For the 10th time our annual experts workshop on the topic of best practice in risk management of natural hazards took place and led us to one of the most prestigious universities in Europe, the ETH in Zurich. In cooperation with Bruno Spicher (Allianz Suisse / SVV) and Thomas Hlatky (GRAWE / VVO) another day of presentations and debate was organized with the aim of bringing together representatives of the insurance industry, scientists and public sector experts to focus on the impact of climate change on natural perils. We were also pleased that some partners from our H2020_Insurance network joined.
Best practice in mapping of natural hazards in Europe
The morning was dedicated to viewing the progress with intelligent mapping and zoning of natural hazards in several European countries. In addition to the latest developments from Austria, Germany and Switzerland, practicians from the Swedish Meteorological and Hydrological Institute were present for the first time, offering an overview of their handling of mapping & modeling heavy precipitation and snow pressure. The different national approaches and enhancements in risk modeling became clear and offered the participants the opportunity to adopt different perspectives and to consider them in their own work.
Climate change – modeling and forecasting for more “climate-resilience”
This year’s workshop was headlined by the topic “Influence of climate change on natural hazards”. In his keynote speech, Prof. Dr. David Bresch (ETH Zurich / Meteo Swiss) explained the challenges in the evaluation of climate model results and how adaptation strategies can be derived successfully despite of existing uncertainty corridors in forecasting. This introduction was followed by presentations of recent research on modeling of various natural hazards in the context of climate change. Dr. Peter Salamon (EU Joint Research Center) presented the latest achievements of JRC in flood risk modeling and mapping, Eberhard Faust (Munich Re) the modelled trends in the occurrence of thunderstorms and Prof. Dr. Olivia Romppainen-Martius (University of Bern) showed latest modelled results for changes in heavy precipitation events in a warming climate. The participants and speakers agreed that climate change will steadily change the occurrence and intensity of natural hazards in Europe and around the world. Therefore, the success of scientific modeling must also increasingly be taken into account in the insurance industry.
Controllability of natural hazards through cooperation
Finally, the workshop resulted in fruitful discussions among the participants.

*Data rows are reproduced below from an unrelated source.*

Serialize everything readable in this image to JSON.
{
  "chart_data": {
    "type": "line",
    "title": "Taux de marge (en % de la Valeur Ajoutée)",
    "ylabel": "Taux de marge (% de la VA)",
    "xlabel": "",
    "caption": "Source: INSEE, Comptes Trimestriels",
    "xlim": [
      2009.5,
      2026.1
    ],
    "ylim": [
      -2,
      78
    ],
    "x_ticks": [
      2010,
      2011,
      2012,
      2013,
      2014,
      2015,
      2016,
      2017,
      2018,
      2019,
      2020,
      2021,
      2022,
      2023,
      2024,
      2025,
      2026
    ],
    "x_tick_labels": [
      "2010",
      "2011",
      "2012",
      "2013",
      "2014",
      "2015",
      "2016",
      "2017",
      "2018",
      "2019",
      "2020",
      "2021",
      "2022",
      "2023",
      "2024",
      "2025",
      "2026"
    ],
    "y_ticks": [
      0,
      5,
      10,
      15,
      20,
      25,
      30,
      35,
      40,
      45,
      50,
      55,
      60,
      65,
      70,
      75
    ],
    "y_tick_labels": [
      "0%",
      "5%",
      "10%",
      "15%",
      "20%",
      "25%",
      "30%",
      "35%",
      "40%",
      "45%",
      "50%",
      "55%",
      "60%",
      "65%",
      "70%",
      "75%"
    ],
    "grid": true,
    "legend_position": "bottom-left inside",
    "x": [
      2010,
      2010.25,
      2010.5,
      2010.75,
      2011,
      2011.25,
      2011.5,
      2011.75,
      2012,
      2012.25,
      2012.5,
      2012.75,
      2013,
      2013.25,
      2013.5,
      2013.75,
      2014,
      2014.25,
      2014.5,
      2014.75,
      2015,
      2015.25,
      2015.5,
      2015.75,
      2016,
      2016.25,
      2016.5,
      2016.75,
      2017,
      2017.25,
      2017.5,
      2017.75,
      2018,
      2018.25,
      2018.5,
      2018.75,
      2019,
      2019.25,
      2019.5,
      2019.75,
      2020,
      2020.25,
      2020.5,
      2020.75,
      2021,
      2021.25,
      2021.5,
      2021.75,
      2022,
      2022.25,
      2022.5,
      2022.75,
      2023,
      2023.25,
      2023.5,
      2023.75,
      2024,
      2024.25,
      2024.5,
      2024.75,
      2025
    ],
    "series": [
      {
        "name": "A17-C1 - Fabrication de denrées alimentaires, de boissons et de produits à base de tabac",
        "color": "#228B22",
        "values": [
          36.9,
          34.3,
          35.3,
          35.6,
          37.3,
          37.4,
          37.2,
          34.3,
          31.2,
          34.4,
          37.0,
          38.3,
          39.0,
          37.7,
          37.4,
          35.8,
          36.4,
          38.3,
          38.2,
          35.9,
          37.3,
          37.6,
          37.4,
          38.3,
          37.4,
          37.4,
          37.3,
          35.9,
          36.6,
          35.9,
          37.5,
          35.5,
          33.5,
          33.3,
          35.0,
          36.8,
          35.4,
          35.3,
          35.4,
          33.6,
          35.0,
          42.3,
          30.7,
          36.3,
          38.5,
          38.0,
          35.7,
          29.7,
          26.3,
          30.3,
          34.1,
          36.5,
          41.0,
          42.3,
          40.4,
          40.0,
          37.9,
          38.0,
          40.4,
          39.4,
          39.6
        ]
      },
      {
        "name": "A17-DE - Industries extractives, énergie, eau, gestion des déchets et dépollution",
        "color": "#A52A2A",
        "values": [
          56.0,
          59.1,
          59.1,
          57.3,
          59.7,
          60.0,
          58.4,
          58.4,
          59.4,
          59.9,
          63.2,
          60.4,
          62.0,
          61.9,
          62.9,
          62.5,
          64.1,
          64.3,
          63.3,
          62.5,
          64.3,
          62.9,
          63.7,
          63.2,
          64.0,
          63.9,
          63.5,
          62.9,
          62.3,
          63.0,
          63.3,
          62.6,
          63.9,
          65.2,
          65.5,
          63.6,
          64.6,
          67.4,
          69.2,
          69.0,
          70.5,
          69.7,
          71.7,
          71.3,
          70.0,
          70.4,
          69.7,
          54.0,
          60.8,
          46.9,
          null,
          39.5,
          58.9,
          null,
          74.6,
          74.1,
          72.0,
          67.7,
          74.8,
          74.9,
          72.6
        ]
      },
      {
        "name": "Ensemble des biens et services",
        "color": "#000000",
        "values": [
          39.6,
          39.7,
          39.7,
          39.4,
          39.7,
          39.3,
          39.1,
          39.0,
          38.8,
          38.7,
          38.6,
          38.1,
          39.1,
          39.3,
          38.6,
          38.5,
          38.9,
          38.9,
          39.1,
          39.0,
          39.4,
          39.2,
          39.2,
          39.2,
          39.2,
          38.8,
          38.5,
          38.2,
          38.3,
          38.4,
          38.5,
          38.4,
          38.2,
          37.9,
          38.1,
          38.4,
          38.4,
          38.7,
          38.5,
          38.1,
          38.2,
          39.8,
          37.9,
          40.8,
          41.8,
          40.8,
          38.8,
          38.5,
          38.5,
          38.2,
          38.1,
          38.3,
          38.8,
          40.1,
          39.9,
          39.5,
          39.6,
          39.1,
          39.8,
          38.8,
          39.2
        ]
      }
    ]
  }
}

Crucial topics were the controversy between data protection and data resolution and the development and use of open-source Cat models. Regarding the subject of public-private partnerships, all attendees from the (re)insurance industry, risk management and science were called upon to intensify the networking and sharing of their competences and needs. In doing so, the attribute of predictability of natural hazard modeling could be enhanced. Further data standardization and data exchange is necessary to achieve progress in the calculation and zoning of natural hazards, as well as the derivation of suitable adaptation strategies. Our work as a partner in the H2020_Insurance project identifies pathways to closer cooperation between the insurance industry and science with the aim of increasing the understanding of climate risks and their insurability and expanding access to risk-relevant information. Therefore, cooperation and networking must be further promoted.